La sorella racconta altro: ha chiesto incessantemente e trovato un muro. Le consegnano solo la foto del primo compleanno del bimbo con i regali che lei gli ha mandato. Il 5 settembre anche la neonata viene portata via, mentre Grace è in videochiamata con la sorella: è lei a raccontare di una scena violenta e umiliazioni. Al momento del prelievo è presente, dice a L’Espresso il direttore generale dell'Aou Maggiore della Carità di Novara Stefano Scarpetta, «tutto il team multidisciplinare del Dipartimento Materno Infantile» per «sostegno, supporto e accudimento di mamma e bambina». Le ostetriche scriveranno all’ospedale parlando di una gestione «deplorevole», frasi denigranti e assistenti sociali «impreparate» a prendere in carico la bimba. Che viene trasferita d’urgenza in patologia neonatale. Grace piange, invoca aiuto. Lo psichiatra esclude un ricovero in Tso: non ci sono «elementi psicopatologici acuti. È ancora piangente e addolorata per la notizia dell’allontanamento della figlia», dice il referto. Che esclude «verbalizzazioni o ideazione anticonservativa», cioè voglia di farla finita. Grace viene dimessa intorno alle 20. Vaga confusa per l’ospedale. Poi qualcuno l’accompagna nell’alloggio in cui l’hanno sistemata. E lei, dopo qualche ora, si impicca.
Le ostetriche lo scoprono quando una di loro chiama per informarsi della donna a cui tutto il reparto si è affezionato. «Perché ci fanno fare le relazioni se poi strappano i neonati alle madri?», racconta un’ostetrica. «E non è la prima volta: con le colleghe, tempo fa, siamo riuscite a sventare il prelievo di un altro bimbo.

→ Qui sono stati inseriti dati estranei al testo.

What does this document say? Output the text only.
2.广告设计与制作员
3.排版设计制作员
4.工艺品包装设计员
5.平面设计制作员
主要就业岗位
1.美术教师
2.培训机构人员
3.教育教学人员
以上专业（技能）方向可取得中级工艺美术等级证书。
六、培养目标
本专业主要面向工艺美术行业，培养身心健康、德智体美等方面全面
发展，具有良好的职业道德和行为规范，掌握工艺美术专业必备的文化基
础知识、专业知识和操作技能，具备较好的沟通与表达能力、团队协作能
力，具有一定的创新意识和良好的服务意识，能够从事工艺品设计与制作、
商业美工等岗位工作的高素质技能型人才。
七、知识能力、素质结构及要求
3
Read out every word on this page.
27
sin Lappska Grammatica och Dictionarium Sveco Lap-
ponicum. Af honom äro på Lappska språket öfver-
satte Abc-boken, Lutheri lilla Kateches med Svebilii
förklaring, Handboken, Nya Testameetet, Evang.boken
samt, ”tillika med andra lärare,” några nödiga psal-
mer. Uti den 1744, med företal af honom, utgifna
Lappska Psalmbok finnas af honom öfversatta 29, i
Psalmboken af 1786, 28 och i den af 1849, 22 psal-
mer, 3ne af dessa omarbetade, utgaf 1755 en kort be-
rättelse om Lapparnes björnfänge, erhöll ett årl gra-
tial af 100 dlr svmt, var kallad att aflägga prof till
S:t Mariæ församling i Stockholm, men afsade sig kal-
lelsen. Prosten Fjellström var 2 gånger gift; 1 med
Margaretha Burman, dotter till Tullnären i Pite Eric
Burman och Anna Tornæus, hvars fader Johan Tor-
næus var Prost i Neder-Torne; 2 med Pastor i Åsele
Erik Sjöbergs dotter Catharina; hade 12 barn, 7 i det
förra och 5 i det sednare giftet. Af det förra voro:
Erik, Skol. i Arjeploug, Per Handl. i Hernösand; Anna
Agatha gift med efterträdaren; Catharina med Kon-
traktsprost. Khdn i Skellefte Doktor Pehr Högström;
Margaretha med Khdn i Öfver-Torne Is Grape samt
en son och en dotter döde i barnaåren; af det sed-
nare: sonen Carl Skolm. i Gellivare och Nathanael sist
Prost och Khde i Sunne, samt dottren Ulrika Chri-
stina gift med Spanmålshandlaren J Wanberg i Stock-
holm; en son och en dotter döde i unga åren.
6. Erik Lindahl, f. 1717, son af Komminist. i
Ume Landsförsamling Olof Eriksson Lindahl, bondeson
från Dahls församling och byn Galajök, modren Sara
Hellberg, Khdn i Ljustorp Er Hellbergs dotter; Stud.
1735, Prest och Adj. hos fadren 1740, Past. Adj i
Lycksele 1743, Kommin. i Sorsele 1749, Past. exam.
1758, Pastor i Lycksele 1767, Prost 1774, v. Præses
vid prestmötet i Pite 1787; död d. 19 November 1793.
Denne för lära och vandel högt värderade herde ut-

La colpa della madre è sempre la stessa: essere nera e povera».
«Aveva denunciato che il padre della bambina era violento, ma poi diceva che voleva fargli riconoscere la piccola», spiega Emanuela Avezzù, procuratrice minorile di Torino: il timore era che tornasse da lui in condizioni non protette. Tutto, assicura, è stato fatto pensando alla minore, in situazione di grande complessità. «Le sono state date tutte le possibilità di stare con la bimba: non le ha accettate, con condotte di plateale opposizione».
Secondo le ostetriche, però, Grace aveva mandato una lettera alla pm in cui si diceva pronta a essere collocata in casa famiglia e supportata.
Il Consorzio Casa, che gestisce i servizi socio-assistenziali della zona e che segue Grace da tempo, «non può destinare nell’immediatezza risorse a richieste estemporanee di terzi» e non ha al momento risposto alle domande de L’Espresso, chiedendo più giorni.
Grace «è stata strappata a sua figlia e lasciata sola nella disperazione», scrivono MaternaMente e MovimentiAMOci Vicenza, collettivi che denunciano la «violenza istituzionale» su donne e madri. «Per porre fine a un sistema che ha dimostrato tragiche inefficienze abbiamo lanciato una petizione» per «una riforma radicale dei servizi sociali», dice Vincent Idele-Iyen, presidente di Nigerian Union Italy. L’associazione parla da tempo di adozioni facili, bambini e bambine tolti a famiglie migranti considerate fragili per definizione.
«Era la mia migliore amica», dice tra le lacrime la sorella guardando le foto di quei nipoti che non la conosceranno mai. Di lei, della madre, della prima figlia in Nigeria, dei cugini che vivono in Italia non c’è traccia nelle carte. «Vogliamo giustizia, e che quei bambini sappiano chi era la loro mamma».